Il cielo del 2014 si presenta in questi giorni attivo almeno quanto quello del 2013, che negli annali dell'astronomia sarà ricordato tra quelli più ricchi di asteroidi e comete. Dopo l'asteroide di Capodanno, che ha raggiunto il punto di maggiore vicinanza nella notte tra il 2 e il 3 gennaio, ecco che stanno per passare le Quadrantidi, uno sciame meteorico proveniente dalla costellazione di Boote. Progenitrice lontana di questo sciame potrebbe essere la cometa C/1490 Y1 che fu osservata 500 anni fa da astronomi orientali. Le Quadrantidi passano ogni anno sulle nostre teste tra il 1 e il 5 di gennaio, ma il giorno migliore per avvistarle è il 3, quando per una decina di ore appariranno – con cielo terso ed un po' di fortuna – una o due stelle cadenti al minuto. Gli esperti dell'Unione astrofili italiani (Uai) hanno spiegato che il picco dell'attività è "atteso intorno alle ore 20-21 del 3 gennaio. A quell'ora il radiante sarà ancora sull'orizzonte, pertanto solo dalla mezzanotte in poi avremo la possibilità di osservare utilmente già nella loro fase discendente dell'attività. La loro osservazione sarà in ogni modo favorevole, dato che il maggior numero di Quadrantidi si riscontra per una decina di ore, e quindi in buona parte quest'anno nelle ore notturne del 3 gennaio".

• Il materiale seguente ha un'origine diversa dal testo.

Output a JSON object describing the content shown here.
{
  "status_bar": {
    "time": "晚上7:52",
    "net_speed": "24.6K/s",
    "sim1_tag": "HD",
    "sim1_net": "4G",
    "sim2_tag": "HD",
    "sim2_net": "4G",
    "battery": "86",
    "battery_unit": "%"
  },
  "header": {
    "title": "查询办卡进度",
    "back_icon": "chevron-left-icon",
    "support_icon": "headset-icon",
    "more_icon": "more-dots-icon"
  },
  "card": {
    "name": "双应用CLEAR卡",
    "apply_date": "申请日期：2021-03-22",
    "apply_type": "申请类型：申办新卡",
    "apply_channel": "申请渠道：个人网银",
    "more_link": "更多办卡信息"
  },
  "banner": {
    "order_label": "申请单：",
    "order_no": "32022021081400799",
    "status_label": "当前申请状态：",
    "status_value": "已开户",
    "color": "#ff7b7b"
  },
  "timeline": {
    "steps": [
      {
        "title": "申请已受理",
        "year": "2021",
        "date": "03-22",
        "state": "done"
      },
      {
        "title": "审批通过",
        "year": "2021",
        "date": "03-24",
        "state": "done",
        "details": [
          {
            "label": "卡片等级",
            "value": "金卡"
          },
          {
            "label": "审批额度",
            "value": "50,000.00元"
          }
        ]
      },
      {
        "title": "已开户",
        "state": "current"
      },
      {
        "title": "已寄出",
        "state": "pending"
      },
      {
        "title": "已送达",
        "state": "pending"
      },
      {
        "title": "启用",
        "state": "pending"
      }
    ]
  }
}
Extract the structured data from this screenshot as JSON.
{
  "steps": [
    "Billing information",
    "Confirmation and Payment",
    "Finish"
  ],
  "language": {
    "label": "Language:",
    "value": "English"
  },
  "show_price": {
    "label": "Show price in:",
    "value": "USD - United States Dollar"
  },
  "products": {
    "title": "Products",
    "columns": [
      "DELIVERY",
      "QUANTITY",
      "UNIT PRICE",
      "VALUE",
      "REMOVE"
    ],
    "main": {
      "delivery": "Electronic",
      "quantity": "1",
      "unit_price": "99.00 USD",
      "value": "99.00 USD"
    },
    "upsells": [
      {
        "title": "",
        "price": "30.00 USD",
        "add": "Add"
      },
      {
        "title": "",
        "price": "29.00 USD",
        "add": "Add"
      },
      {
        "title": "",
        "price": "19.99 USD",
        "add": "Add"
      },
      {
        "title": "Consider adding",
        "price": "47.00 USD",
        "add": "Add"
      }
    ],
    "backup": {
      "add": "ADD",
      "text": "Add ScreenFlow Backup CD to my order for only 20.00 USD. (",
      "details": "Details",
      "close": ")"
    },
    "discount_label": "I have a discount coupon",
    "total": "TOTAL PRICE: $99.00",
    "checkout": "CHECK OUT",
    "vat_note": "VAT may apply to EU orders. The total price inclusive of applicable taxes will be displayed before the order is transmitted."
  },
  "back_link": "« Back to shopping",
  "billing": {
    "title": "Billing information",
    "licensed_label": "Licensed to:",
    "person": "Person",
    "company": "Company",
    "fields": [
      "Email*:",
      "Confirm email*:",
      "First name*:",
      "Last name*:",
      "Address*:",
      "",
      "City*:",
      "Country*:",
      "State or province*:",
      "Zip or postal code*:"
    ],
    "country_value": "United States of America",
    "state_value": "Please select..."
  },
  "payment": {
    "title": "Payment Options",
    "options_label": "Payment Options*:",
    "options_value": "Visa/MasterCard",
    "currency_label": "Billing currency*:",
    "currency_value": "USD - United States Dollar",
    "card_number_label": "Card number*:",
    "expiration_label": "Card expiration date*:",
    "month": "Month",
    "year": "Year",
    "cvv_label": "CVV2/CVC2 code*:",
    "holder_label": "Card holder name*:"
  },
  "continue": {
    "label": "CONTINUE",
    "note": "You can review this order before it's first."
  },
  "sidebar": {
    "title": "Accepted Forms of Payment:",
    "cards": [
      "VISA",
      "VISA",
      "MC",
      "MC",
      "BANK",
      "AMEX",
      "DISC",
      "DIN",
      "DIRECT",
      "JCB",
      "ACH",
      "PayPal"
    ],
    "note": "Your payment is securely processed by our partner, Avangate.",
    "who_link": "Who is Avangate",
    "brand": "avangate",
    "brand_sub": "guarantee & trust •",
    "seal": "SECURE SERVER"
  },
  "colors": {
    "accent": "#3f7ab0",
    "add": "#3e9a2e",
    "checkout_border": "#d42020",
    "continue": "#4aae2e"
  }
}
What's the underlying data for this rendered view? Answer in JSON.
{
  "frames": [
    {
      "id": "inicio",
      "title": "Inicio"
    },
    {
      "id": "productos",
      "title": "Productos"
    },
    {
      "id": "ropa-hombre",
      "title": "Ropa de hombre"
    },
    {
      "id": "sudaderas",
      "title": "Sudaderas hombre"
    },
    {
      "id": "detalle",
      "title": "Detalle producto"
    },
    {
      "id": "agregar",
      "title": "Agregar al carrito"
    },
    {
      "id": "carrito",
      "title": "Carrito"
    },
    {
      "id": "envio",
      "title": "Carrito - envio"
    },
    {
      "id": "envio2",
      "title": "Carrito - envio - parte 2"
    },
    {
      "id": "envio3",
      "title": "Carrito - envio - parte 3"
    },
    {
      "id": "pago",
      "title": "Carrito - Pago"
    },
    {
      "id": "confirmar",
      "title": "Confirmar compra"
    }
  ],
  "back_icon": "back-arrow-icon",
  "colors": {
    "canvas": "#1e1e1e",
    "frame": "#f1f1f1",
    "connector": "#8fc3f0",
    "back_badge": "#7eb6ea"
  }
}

Nel momento di maggiore attività, dunque, le stelle cadenti, viste dall'Italia, saranno oltre la linea dell'orizzonte, ma intorno alla mezzanotte saranno visibili anche per noi in condizioni comunque più che favorevoli. L'assenza della Luna, infatti, renderà il cielo particolarmente scuro e, quindi, adatto alla visione delle Quadrantidi. Unico limite allo spettacolo potrebbe essere imposto dalle nuvole che copriranno i cieli soprattutto del Nord e del Centro Italia.